Jackie’s story is the more pleasurable one to follow and it’s reasonable to assume that it’s one that came easier for Dorsey to create. We see a high school season through Jackie’s inquisitive but clear eyes: the boys who interest her, especially a seemingly cool one named Donovan; her girlfriends, particularly Amber, who like boys and are curious about sex; and the teachers, who embarrass her because they see her potential. Her life is made up of parties, with people saying little to each other and tentatively pairing off to get physical, and scenes in malls, where the girls indulge in petty larceny and see movies. At home, Jackie has to take care of her drunk Aunt or spend time in her room, doing homework, being bored. 

Dennis’s tale is more harrowing because he hasn’t paired off with one of the small-town girls, who could have been Jackie or Amber’s older sisters.

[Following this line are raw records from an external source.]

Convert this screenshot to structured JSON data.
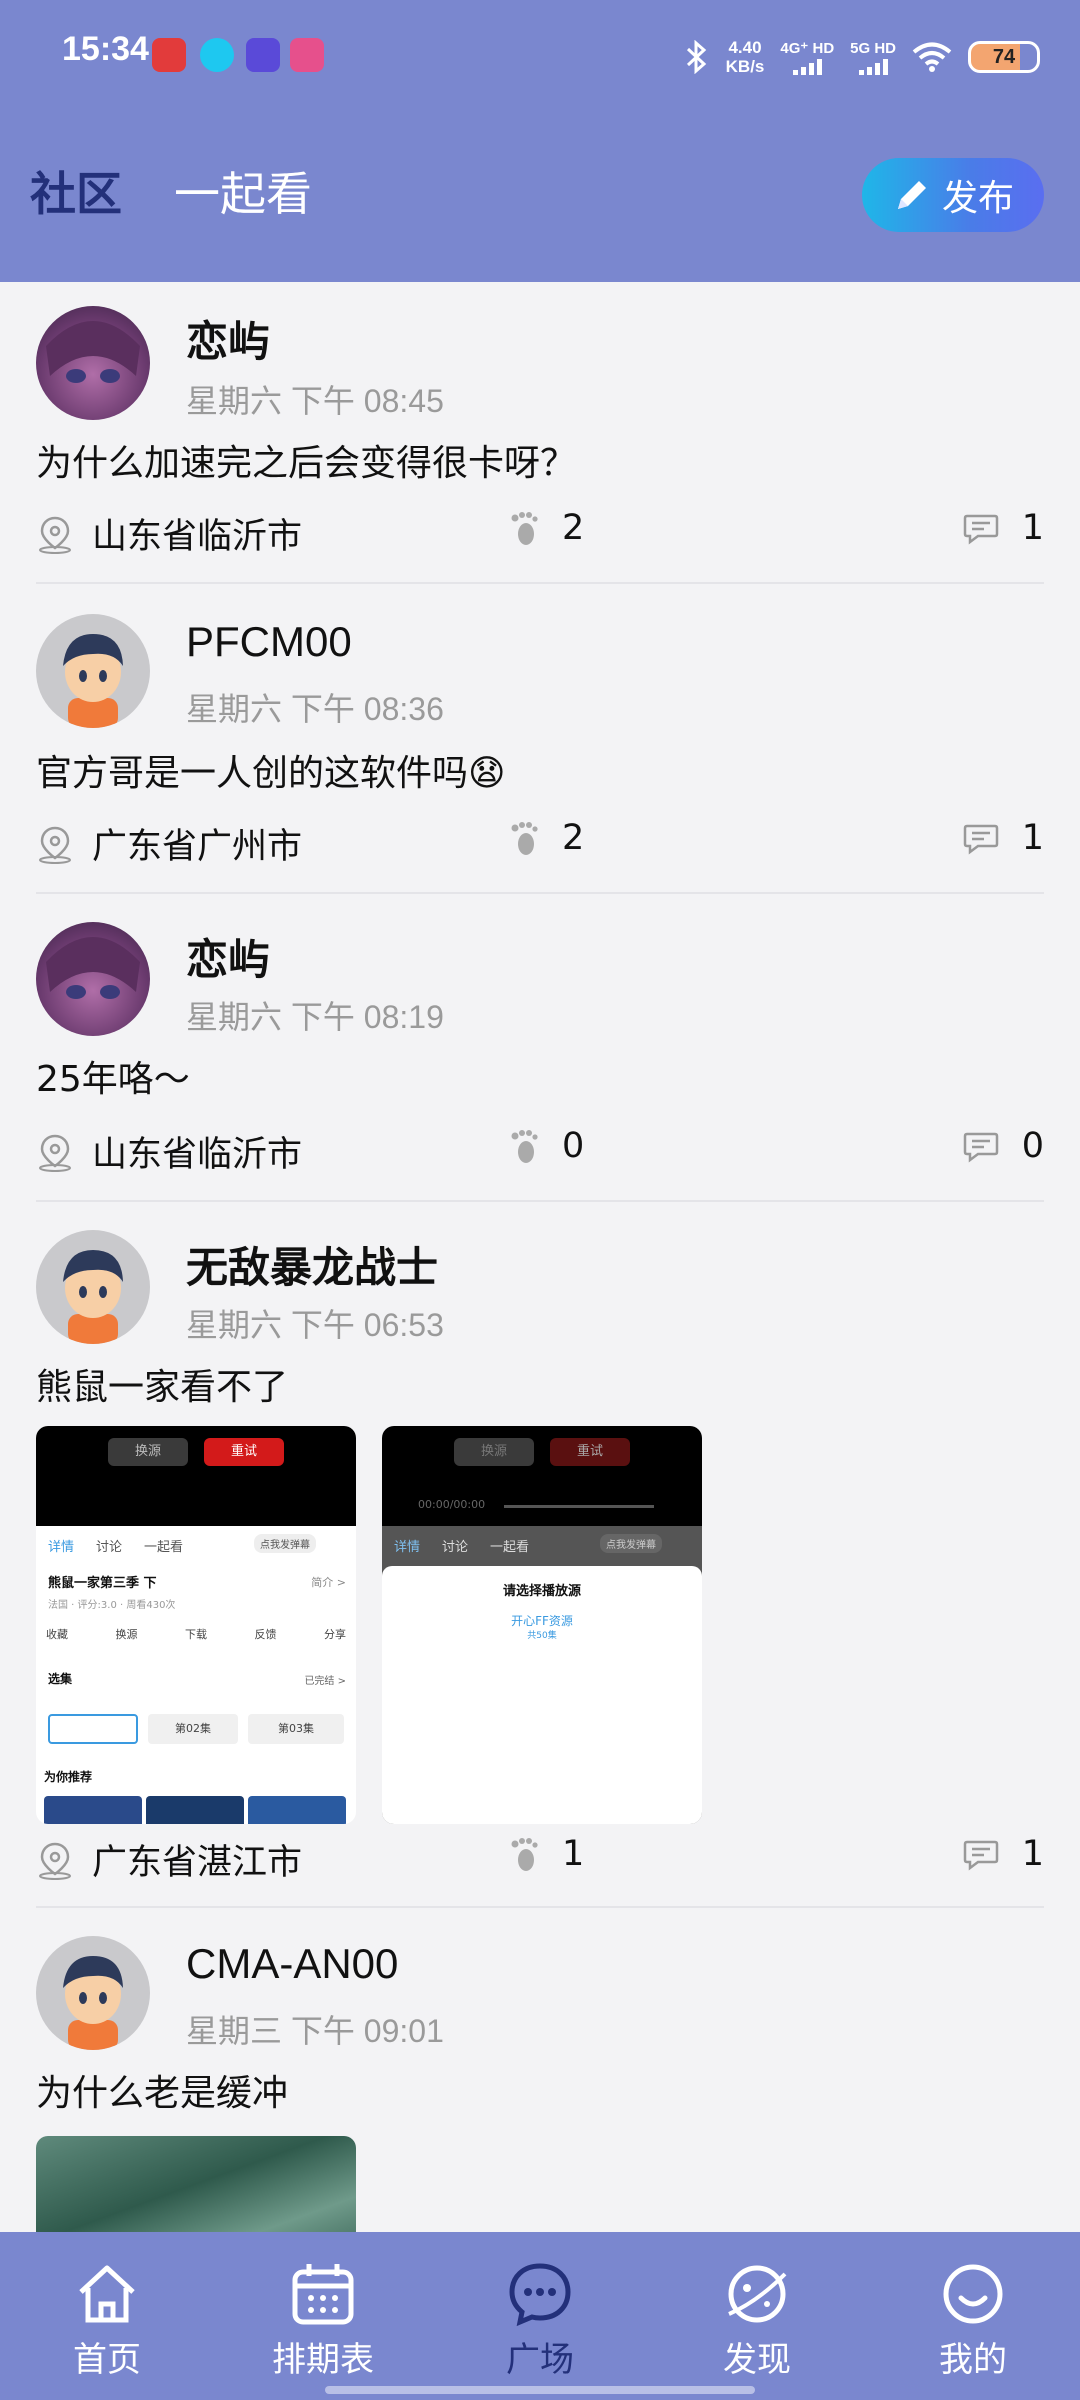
{
  "status_bar": {
    "time": "15:34",
    "net_speed_value": "4.40",
    "net_speed_unit": "KB/s",
    "sim1": "4G⁺ HD",
    "sim2": "5G HD",
    "battery": "74",
    "icons": [
      "netease-music-icon",
      "qq-icon",
      "browser-icon",
      "app-icon",
      "bluetooth-icon",
      "wifi-icon"
    ]
  },
  "header": {
    "tabs": [
      {
        "label": "社区",
        "active": true
      },
      {
        "label": "一起看",
        "active": false
      }
    ],
    "publish_label": "发布",
    "publish_icon": "pencil-icon"
  },
  "posts": [
    {
      "username": "恋屿",
      "date": "星期六 下午 08:45",
      "text": "为什么加速完之后会变得很卡呀？",
      "location": "山东省临沂市",
      "footprints": "2",
      "comments": "1"
    },
    {
      "username": "PFCM00",
      "date": "星期六 下午 08:36",
      "text": "官方哥是一人创的这软件吗😧",
      "location": "广东省广州市",
      "footprints": "2",
      "comments": "1"
    },
    {
      "username": "恋屿",
      "date": "星期六 下午 08:19",
      "text": "25年咯～",
      "location": "山东省临沂市",
      "footprints": "0",
      "comments": "0"
    },
    {
      "username": "无敌暴龙战士",
      "date": "星期六 下午 06:53",
      "text": "熊鼠一家看不了",
      "location": "广东省湛江市",
      "footprints": "1",
      "comments": "1",
      "shot1": {
        "btn_switch": "换源",
        "btn_retry": "重试",
        "tabs": [
          "详情",
          "讨论",
          "一起看"
        ],
        "danmaku": "点我发弹幕",
        "title": "熊鼠一家第三季 下",
        "intro": "简介 >",
        "meta": "法国 · 评分:3.0 · 周看430次",
        "actions": [
          "收藏",
          "换源",
          "下载",
          "反馈",
          "分享"
        ],
        "episodes_label": "选集",
        "episodes_status": "已完结 >",
        "episodes": [
          "",
          "第02集",
          "第03集"
        ],
        "recommend": "为你推荐"
      },
      "shot2": {
        "btn_switch": "换源",
        "btn_retry": "重试",
        "player_time": "00:00/00:00",
        "tabs": [
          "详情",
          "讨论",
          "一起看"
        ],
        "danmaku": "点我发弹幕",
        "dialog_title": "请选择播放源",
        "source_name": "开心FF资源",
        "source_count": "共50集"
      }
    },
    {
      "username": "CMA-AN00",
      "date": "星期三 下午 09:01",
      "text": "为什么老是缓冲"
    }
  ],
  "bottom_nav": [
    {
      "label": "首页",
      "icon": "home-icon",
      "active": false
    },
    {
      "label": "排期表",
      "icon": "calendar-icon",
      "active": false
    },
    {
      "label": "广场",
      "icon": "chat-bubble-icon",
      "active": true
    },
    {
      "label": "发现",
      "icon": "planet-icon",
      "active": false
    },
    {
      "label": "我的",
      "icon": "smile-icon",
      "active": false
    }
  ],
  "colors": {
    "header_bg": "#7a87cf",
    "active_tab": "#23307a",
    "publish_gradient_start": "#1fb6e8",
    "publish_gradient_end": "#5a6ef0",
    "feed_bg": "#f3f3f5"
  }
}
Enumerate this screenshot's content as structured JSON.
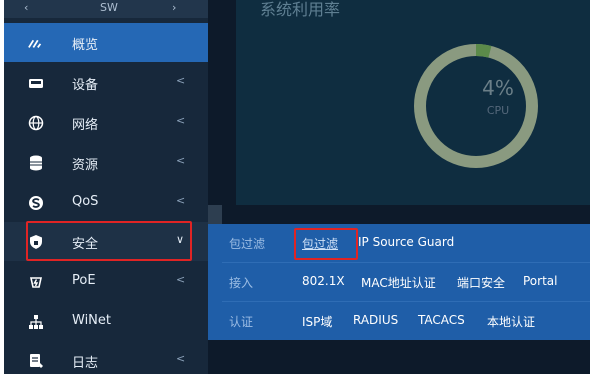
{
  "sidebar": {
    "device_label": "SW",
    "prev_icon": "chevron-left-icon",
    "next_icon": "chevron-right-icon",
    "items": [
      {
        "label": "概览",
        "icon": "dashboard-gauge-icon",
        "active": true
      },
      {
        "label": "设备",
        "icon": "device-icon",
        "expandable": true
      },
      {
        "label": "网络",
        "icon": "globe-icon",
        "expandable": true
      },
      {
        "label": "资源",
        "icon": "database-icon",
        "expandable": true
      },
      {
        "label": "QoS",
        "icon": "qos-icon",
        "expandable": true
      },
      {
        "label": "安全",
        "icon": "shield-icon",
        "expandable": true,
        "expanded": true
      },
      {
        "label": "PoE",
        "icon": "poe-icon",
        "expandable": true
      },
      {
        "label": "WiNet",
        "icon": "network-topology-icon"
      },
      {
        "label": "日志",
        "icon": "log-icon",
        "expandable": true
      }
    ]
  },
  "main": {
    "panel_title": "系统利用率",
    "gauge": {
      "value": "4%",
      "label": "CPU",
      "fraction": 0.04
    }
  },
  "submenu": {
    "rows": [
      {
        "label": "包过滤",
        "options": [
          "包过滤",
          "IP Source Guard"
        ]
      },
      {
        "label": "接入",
        "options": [
          "802.1X",
          "MAC地址认证",
          "端口安全",
          "Portal"
        ]
      },
      {
        "label": "认证",
        "options": [
          "ISP域",
          "RADIUS",
          "TACACS",
          "本地认证"
        ]
      }
    ]
  },
  "colors": {
    "sidebar_bg": "#17283b",
    "active_item": "#2568b5",
    "submenu_bg": "#1f5ea8",
    "highlight_box": "#e02424",
    "gauge_ring": "#8a9a80",
    "gauge_progress": "#5b8a4a"
  }
}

He works at a dead-end factory job and mostly daydreams in an elaborate style about the girls he’d like to have sex with, while, of course, never even speaking to them. Dorsey isn’t particularly good at getting his blue-collar life down—but how many men are good at dramatizing the lives of women? It’s clear that Dennis is becoming unstuck in bad ways—his anti-social behaviour towards family and friends is getting worse and his fantasies are becoming more violent.

Nicole Dorsey has made a very interesting debut film, but she eventually leads herself into a conundrum. What will happen to Jackie if and when she meets Dennis? The film is structured in such a way that the meeting has to happen but to what purpose? We certainly don’t want a tragic conclusion but an uplifting one seems impossible to imagine. Suffice it to say that Dorsey gives us ideas to ponder while avoiding the obvious solutions to her script. Black Conflux is a film with promise that showcases the talents of two hopeful up-and-comers, Nicole Dorsey and Ella Ballentine.